Pulitzer Prize-winning poet Anthony Hecht (1923–2004) was known not only for his masterful control of form and language but also for his wit and humor. With the help of Helen Hecht, the poet’s widow, Jonathan F. S. Post combed through more than 4,000 letters to produce an intimate look into the poet’s mind and art across a lifetime. The letters range from Hecht’s early days at summer camp to college at Bard, to the front lines of World War II, to travels abroad in France and Italy, to marriage, and to fame as a poet and critic. Along the way, Hecht corresponded with well-known poets such as John Hollander, James Merrill, Anne Sexton, and Richard Wilbur. Those interested in the lives of contemporary poets will read these highly personal letters with delight and surprise.
"The attitudes of most poets, I would imagine, must oscillate between feeling that a number of their best effects have gone unnoticed, and feeling that they have been too generously dealt with. Usually far more of the former than the latter. It is a common hope that posterity, which Emerson called bribeless, beyond entreaty, and not to be over-awed, will come to see what once was missed. I have known some particularly bad poets who have survived on the thin gruel of this hope...And every poet who is not a fool must resign himself to a lifetime in this equivocal no-man's land."

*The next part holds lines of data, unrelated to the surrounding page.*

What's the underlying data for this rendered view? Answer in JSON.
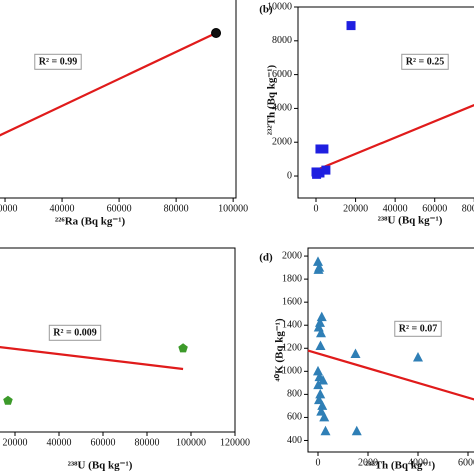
{
  "chart_data": [
    {
      "type": "scatter",
      "x_label": "²²⁶Ra (Bq kg⁻¹)",
      "annotation": "R² = 0.99",
      "xlim": [
        0,
        101000
      ],
      "xticks": [
        20000,
        40000,
        60000,
        80000,
        100000
      ],
      "ylim": [
        0,
        12000
      ],
      "series": [
        {
          "color": "#111111",
          "marker": "circle",
          "x": [
            0,
            94000
          ],
          "values": [
            1900,
            9520
          ]
        }
      ],
      "fit_line": {
        "color": "#e01b1b",
        "x": [
          0,
          94000
        ],
        "values": [
          2200,
          9520
        ]
      }
    },
    {
      "type": "scatter",
      "panel_label": "(b)",
      "x_label": "²³⁸U (Bq kg⁻¹)",
      "y_label": "²³²Th (Bq kg⁻¹)",
      "annotation": "R² = 0.25",
      "xlim": [
        -9100,
        93000
      ],
      "xticks": [
        0,
        20000,
        40000,
        60000,
        80000
      ],
      "ylim": [
        -1300,
        10000
      ],
      "yticks": [
        0,
        2000,
        4000,
        6000,
        8000,
        10000
      ],
      "series": [
        {
          "color": "#1f1fe0",
          "marker": "square",
          "x": [
            17700,
            2000,
            4000,
            0,
            2000,
            5000,
            300
          ],
          "values": [
            8900,
            1600,
            1600,
            240,
            180,
            350,
            100
          ]
        }
      ],
      "fit_line": {
        "color": "#e01b1b",
        "x": [
          0,
          80000
        ],
        "values": [
          350,
          4200
        ]
      }
    },
    {
      "type": "scatter",
      "x_label": "²³⁸U (Bq kg⁻¹)",
      "annotation": "R² = 0.009",
      "xlim": [
        0,
        120000
      ],
      "xticks": [
        20000,
        40000,
        60000,
        80000,
        100000,
        120000
      ],
      "ylim": [
        0,
        200
      ],
      "series": [
        {
          "color": "#3c9a2a",
          "marker": "pentagon",
          "x": [
            96400,
            16800
          ],
          "values": [
            91,
            34
          ]
        }
      ],
      "fit_line": {
        "color": "#e01b1b",
        "x": [
          0,
          96400
        ],
        "values": [
          96,
          68.5
        ]
      }
    },
    {
      "type": "scatter",
      "panel_label": "(d)",
      "x_label": "²³²Th (Bq kg⁻¹)",
      "y_label": "⁴⁰K (Bq kg⁻¹)",
      "annotation": "R² = 0.07",
      "xlim": [
        -400,
        6480
      ],
      "xticks": [
        0,
        2000,
        4000,
        6000
      ],
      "ylim": [
        300,
        2070
      ],
      "yticks": [
        400,
        600,
        800,
        1000,
        1200,
        1400,
        1600,
        1800,
        2000
      ],
      "series": [
        {
          "color": "#2f7fb6",
          "marker": "triangle",
          "x": [
            0,
            50,
            20,
            150,
            80,
            30,
            120,
            100,
            0,
            60,
            200,
            10,
            90,
            40,
            170,
            130,
            250,
            300,
            1500,
            1550,
            4000
          ],
          "values": [
            1950,
            1900,
            1880,
            1470,
            1420,
            1380,
            1330,
            1220,
            1000,
            950,
            920,
            880,
            800,
            750,
            700,
            650,
            600,
            480,
            1150,
            480,
            1120
          ]
        }
      ],
      "fit_line": {
        "color": "#e01b1b",
        "x": [
          -400,
          6500
        ],
        "values": [
          1180,
          740
        ]
      }
    }
  ]
}
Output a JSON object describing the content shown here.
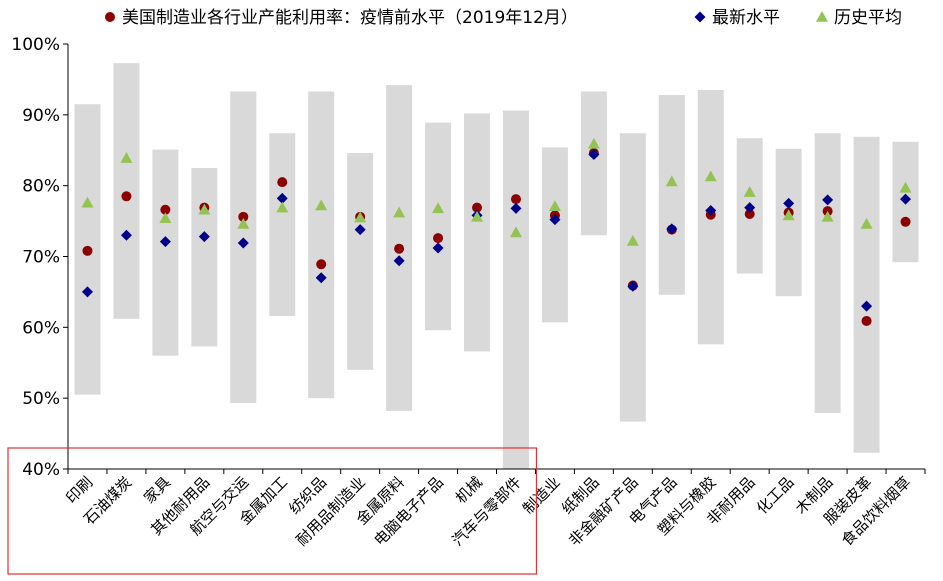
{
  "chart_data": {
    "type": "scatter",
    "title": "",
    "xlabel": "",
    "ylabel": "",
    "ylim": [
      40,
      100
    ],
    "yticks": [
      40,
      50,
      60,
      70,
      80,
      90,
      100
    ],
    "ytick_labels": [
      "40%",
      "50%",
      "60%",
      "70%",
      "80%",
      "90%",
      "100%"
    ],
    "grid": false,
    "legend_position": "top",
    "categories": [
      "印刷",
      "石油煤炭",
      "家具",
      "其他耐用品",
      "航空与交运",
      "金属加工",
      "纺织品",
      "耐用品制造业",
      "金属原料",
      "电脑电子产品",
      "机械",
      "汽车与零部件",
      "制造业",
      "纸制品",
      "非金融矿产品",
      "电气产品",
      "塑料与橡胶",
      "非耐用品",
      "化工品",
      "木制品",
      "服装皮革",
      "食品饮料烟草"
    ],
    "range": {
      "name": "",
      "color": "#d9d9d9",
      "low": [
        50.5,
        61.2,
        56.0,
        57.3,
        49.3,
        61.6,
        50.0,
        54.0,
        48.2,
        59.6,
        56.6,
        40.0,
        60.7,
        73.0,
        46.7,
        64.6,
        57.6,
        67.6,
        64.4,
        47.9,
        42.3,
        69.2
      ],
      "high": [
        91.5,
        97.3,
        85.1,
        82.5,
        93.3,
        87.4,
        93.3,
        84.6,
        94.2,
        88.9,
        90.2,
        90.6,
        85.4,
        93.3,
        87.4,
        92.8,
        93.5,
        86.7,
        85.2,
        87.4,
        86.9,
        86.2
      ]
    },
    "series": [
      {
        "name": "美国制造业各行业产能利用率：疫情前水平（2019年12月）",
        "marker": "circle",
        "color": "#8b0000",
        "values": [
          70.8,
          78.5,
          76.6,
          76.9,
          75.6,
          80.5,
          68.9,
          75.6,
          71.1,
          72.6,
          76.9,
          78.1,
          75.8,
          84.6,
          65.9,
          73.8,
          75.9,
          76.0,
          76.2,
          76.4,
          60.9,
          74.9
        ]
      },
      {
        "name": "最新水平",
        "marker": "diamond",
        "color": "#00008b",
        "values": [
          65.0,
          73.0,
          72.1,
          72.8,
          71.9,
          78.2,
          67.0,
          73.8,
          69.4,
          71.2,
          75.8,
          76.8,
          75.2,
          84.4,
          65.8,
          73.9,
          76.5,
          76.9,
          77.5,
          78.0,
          63.0,
          78.1
        ]
      },
      {
        "name": "历史平均",
        "marker": "triangle",
        "color": "#92c353",
        "values": [
          77.6,
          83.9,
          75.4,
          76.6,
          74.6,
          76.9,
          77.2,
          75.5,
          76.2,
          76.8,
          75.6,
          73.4,
          77.1,
          85.9,
          72.2,
          80.6,
          81.3,
          79.1,
          75.8,
          75.6,
          74.6,
          79.7
        ]
      }
    ],
    "annotation": {
      "type": "highlight-box",
      "color": "#e03030",
      "from_category": 0,
      "to_category": 11
    }
  }
}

“It seems to me you are quite right in your feeling that poems don’t console. I have never felt them to be consoling, in the usual sense of the word. Instead, they provide a curious kind of communion, which is what Auden must have meant when he said that our reading of literary works was a way of breaking bread with the dead. We become aware of certain kinds of intelligence, resonances of feeling, sympathetic vibrations of knowledge that speak to us from the words of total strangers, and it may be that we feel less alone — if that can be called consolation.”